С болезненной горячностью князь торопливо рассказывал юноше о всей своей жизни. Мичман ясно представил себе, как насмешки и оскорбления вытравили из слабой души князя последние остатки собственного достоинства. Как, приставленный насильственной строгостью к нелюбимому, непонятному и трудному делу, утрачивал он постепенно искренность и приучался к двуличию. Как понапрасну он напрягал свои жалкие способности, чтобы не отставать от товарищей, от блистательных сподвижников Великого Петра, и как, получая жестокие щелчки по самолюбию и чувствуя ничтожество свое рядом с ними, он в то же время был убежден в своем праве на всякие преимущества по своему высокому и знаменитому происхождению.
— А видел ли ты, мичман, каков в гневе бывал батюшка наш царь Петр Алексеевич, когда у него рот к уху лезет, щека дергается, а глаза молнии мечут? Нет? То-то! А я, брат, видел не однажды, и гнев его на меня был обращен. У меня, брат, до сих пор, как вспомню, в шее трясение делается…
Князь рассказывал, как за двадцать лет службы не мог он подняться выше унтер-лейтенантского чина. А ведь он участвовал в четырех морских сражениях и сделал несколько морских кампаний. И в голландском флоте служил для обучения навигации и в Ост-Индии бывал.
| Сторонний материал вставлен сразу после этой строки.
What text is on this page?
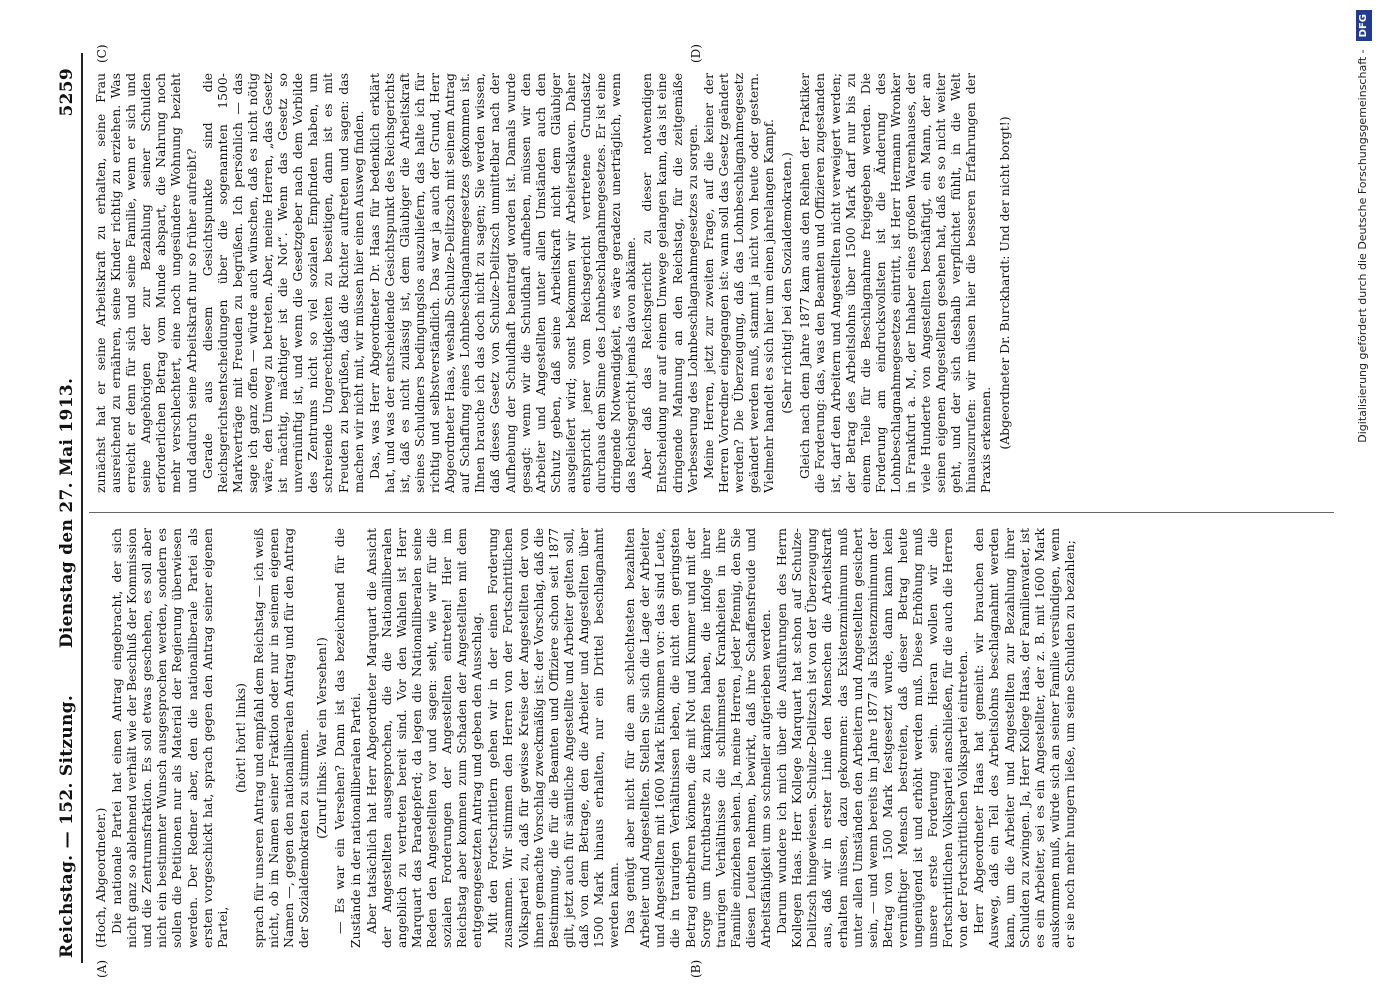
Reichstag. — 152. Sitzung.
Dienstag den 27. Mai 1913.
5259
(A)	(B)
(C)	(D)

(Hoch, Abgeordneter.) Die nationale Partei hat einen Antrag eingebracht, der sich nicht ganz so ablehnend verhält wie der Beschluß der Kommission und die Zentrumsfraktion. Es soll etwas geschehen, es soll aber nicht ein bestimmter Wunsch ausgesprochen werden, sondern es sollen die Petitionen nur als Material der Regierung überwiesen werden. Der Redner aber, den die nationalliberale Partei als ersten vorgeschickt hat, sprach gegen den Antrag seiner eigenen Partei,

(hört! hört! links) sprach für unseren Antrag und empfahl dem Reichstag — ich weiß nicht, ob im Namen seiner Fraktion oder nur in seinem eigenen Namen —, gegen den nationalliberalen Antrag und für den Antrag der Sozialdemokraten zu stimmen. (Zuruf links: War ein Versehen!) — Es war ein Versehen? Dann ist das bezeichnend für die Zustände in der nationalliberalen Partei. Aber tatsächlich hat Herr Abgeordneter Marquart die Ansicht der Angestellten ausgesprochen, die die Nationalliberalen angeblich zu vertreten bereit sind. Vor den Wahlen ist Herr Marquart das Paradepferd; da legen die Nationalliberalen seine Reden den Angestellten vor und sagen: seht, wie wir für die sozialen Forderungen der Angestellten eintreten! Hier im Reichstag aber kommen zum Schaden der Angestellten mit dem entgegengesetzten Antrag und geben den Ausschlag. Mit den Fortschrittlern gehen wir in der einen Forderung zusammen. Wir stimmen den Herren von der Fortschrittlichen Volkspartei zu, daß für gewisse Kreise der Angestellten der von ihnen gemachte Vorschlag zweckmäßig ist: der Vorschlag, daß die Bestimmung, die für die Beamten und Offiziere schon seit 1877 gilt, jetzt auch für sämtliche Angestellte und Arbeiter gelten soll, daß von dem Betrage, den die Arbeiter und Angestellten über 1500 Mark hinaus erhalten, nur ein Drittel beschlagnahmt werden kann. Das genügt aber nicht für die am schlechtesten bezahlten Arbeiter und Angestellten. Stellen Sie sich die Lage der Arbeiter und Angestellten mit 1600 Mark Einkommen vor: das sind Leute, die in traurigen Verhältnissen leben, die nicht den geringsten Betrag entbehren können, die mit Not und Kummer und mit der Sorge um furchtbarste zu kämpfen haben, die infolge ihrer traurigen Verhältnisse die schlimmsten Krankheiten in ihre Familie einziehen sehen. Ja, meine Herren, jeder Pfennig, den Sie diesen Leuten nehmen, bewirkt, daß ihre Schaffensfreude und Arbeitsfähigkeit um so schneller aufgerieben werden. Darum wundere ich mich über die Ausführungen des Herrn Kollegen Haas. Herr Kollege Marquart hat schon auf Schulze-Delitzsch hingewiesen. Schulze-Delitzsch ist von der Überzeugung aus, daß wir in erster Linie den Menschen die Arbeitskraft erhalten müssen, dazu gekommen: das Existenzminimum muß unter allen Umständen den Arbeitern und Angestellten gesichert sein, — und wenn bereits im Jahre 1877 als Existenzminimum der Betrag von 1500 Mark festgesetzt wurde, dann kann kein vernünftiger Mensch bestreiten, daß dieser Betrag heute ungenügend ist und erhöht werden muß. Diese Erhöhung muß unsere erste Forderung sein. Hieran wollen wir die Fortschrittlichen Volkspartei anschließen, für die auch die Herren von der Fortschrittlichen Volkspartei eintreten. Herr Abgeordneter Haas hat gemeint: wir brauchen den Ausweg, daß ein Teil des Arbeitslohns beschlagnahmt werden kann, um die Arbeiter und Angestellten zur Bezahlung ihrer Schulden zu zwingen. Ja, Herr Kollege Haas, der Familienvater, ist es ein Arbeiter, sei es ein Angestellter, der z. B. mit 1600 Mark auskommen muß, würde sich an seiner Familie versündigen, wenn er sie noch mehr hungern ließe, um seine Schulden zu bezahlen;

zunächst hat er seine Arbeitskraft zu erhalten, seine Frau ausreichend zu ernähren, seine Kinder richtig zu erziehen. Was erreicht er denn für sich und seine Familie, wenn er sich und seine Angehörigen der zur Bezahlung seiner Schulden erforderlichen Betrag vom Munde abspart, die Nahrung noch mehr verschlechtert, eine noch ungesündere Wohnung bezieht und dadurch seine Arbeitskraft nur so früher aufreibt? Gerade aus diesem Gesichtspunkte sind die Reichsgerichtsentscheidungen über die sogenannten 1500-Markverträge mit Freuden zu begrüßen. Ich persönlich — das sage ich ganz offen — würde auch wünschen, daß es nicht nötig wäre, den Umweg zu betreten. Aber, meine Herren, „das Gesetz ist mächtig, mächtiger ist die Not“. Wenn das Gesetz so unvernünftig ist, und wenn die Gesetzgeber nach dem Vorbilde des Zentrums nicht so viel sozialen Empfinden haben, um schreiende Ungerechtigkeiten zu beseitigen, dann ist es mit Freuden zu begrüßen, daß die Richter auftreten und sagen: das machen wir nicht mit, wir müssen hier einen Ausweg finden. Das, was Herr Abgeordneter Dr. Haas für bedenklich erklärt hat, und was der entscheidende Gesichtspunkt des Reichsgerichts ist, daß es nicht zulässig ist, dem Gläubiger die Arbeitskraft seines Schuldners bedingungslos auszuliefern, das halte ich für richtig und selbstverständlich. Das war ja auch der Grund, Herr Abgeordneter Haas, weshalb Schulze-Delitzsch mit seinem Antrag auf Schaffung eines Lohnbeschlagnahmegesetzes gekommen ist. Ihnen brauche ich das doch nicht zu sagen; Sie werden wissen, daß dieses Gesetz von Schulze-Delitzsch unmittelbar nach der Aufhebung der Schuldhaft beantragt worden ist. Damals wurde gesagt: wenn wir die Schuldhaft aufheben, müssen wir den Arbeiter und Angestellten unter allen Umständen auch den Schutz geben, daß seine Arbeitskraft nicht dem Gläubiger ausgeliefert wird; sonst bekommen wir Arbeitersklaven. Daher entspricht jener vom Reichsgericht vertretene Grundsatz durchaus dem Sinne des Lohnbeschlagnahmegesetzes. Er ist eine dringende Notwendigkeit, es wäre geradezu unerträglich, wenn das Reichsgericht jemals davon abkäme. Aber daß das Reichsgericht zu dieser notwendigen Entscheidung nur auf einem Umwege gelangen kann, das ist eine dringende Mahnung an den Reichstag, für die zeitgemäße Verbesserung des Lohnbeschlagnahmegesetzes zu sorgen. Meine Herren, jetzt zur zweiten Frage, auf die keiner der Herren Vorredner eingegangen ist: wann soll das Gesetz geändert werden? Die Überzeugung, daß das Lohnbeschlagnahmegesetz geändert werden muß, stammt ja nicht von heute oder gestern. Vielmehr handelt es sich hier um einen jahrelangen Kampf. (Sehr richtig! bei den Sozialdemokraten.) Gleich nach dem Jahre 1877 kam aus den Reihen der Praktiker die Forderung: das, was den Beamten und Offizieren zugestanden ist, darf den Arbeitern und Angestellten nicht verweigert werden; der Betrag des Arbeitslohns über 1500 Mark darf nur bis zu einem Teile für die Beschlagnahme freigegeben werden. Die Forderung am eindrucksvollsten ist die Änderung des Lohnbeschlagnahmegesetzes eintritt, ist Herr Hermann Wronker in Frankfurt a. M., der Inhaber eines großen Warenhauses, der viele Hunderte von Angestellten beschäftigt, ein Mann, der an seinen eigenen Angestellten gesehen hat, daß es so nicht weiter geht, und der sich deshalb verpflichtet fühlt, in die Welt hinauszurufen: wir müssen hier die besseren Erfahrungen der Praxis erkennen. (Abgeordneter Dr. Burckhardt: Und der nicht borgt!)	Digitalisierung gefördert durch die Deutsche Forschungsgemeinschaft -DFG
— А дома у меня был раздор, — говорил князь. — Батюшка помер, братец сводный, от первой его жены, все именье к рукам прибрал, матушке одна деревенька в полсотни душ осталась, а у меня одно мое унтер-лейтенантское жалование. И вот ныне, при государыне нашей Анне Иоанновне, получил я судно, получил и чин лейтенанта майорского ранга. Ужли же это я тридцатилетней службой своей не выслужил? Сказать правду, судном командовать я опасался с непривычки, но привыкнуть-то я должен был иль нет? И вот на первое время я все больше на немца надеялся. Немцы народ дошлый…
— Напрасно надеялись, — не выдержал мичман.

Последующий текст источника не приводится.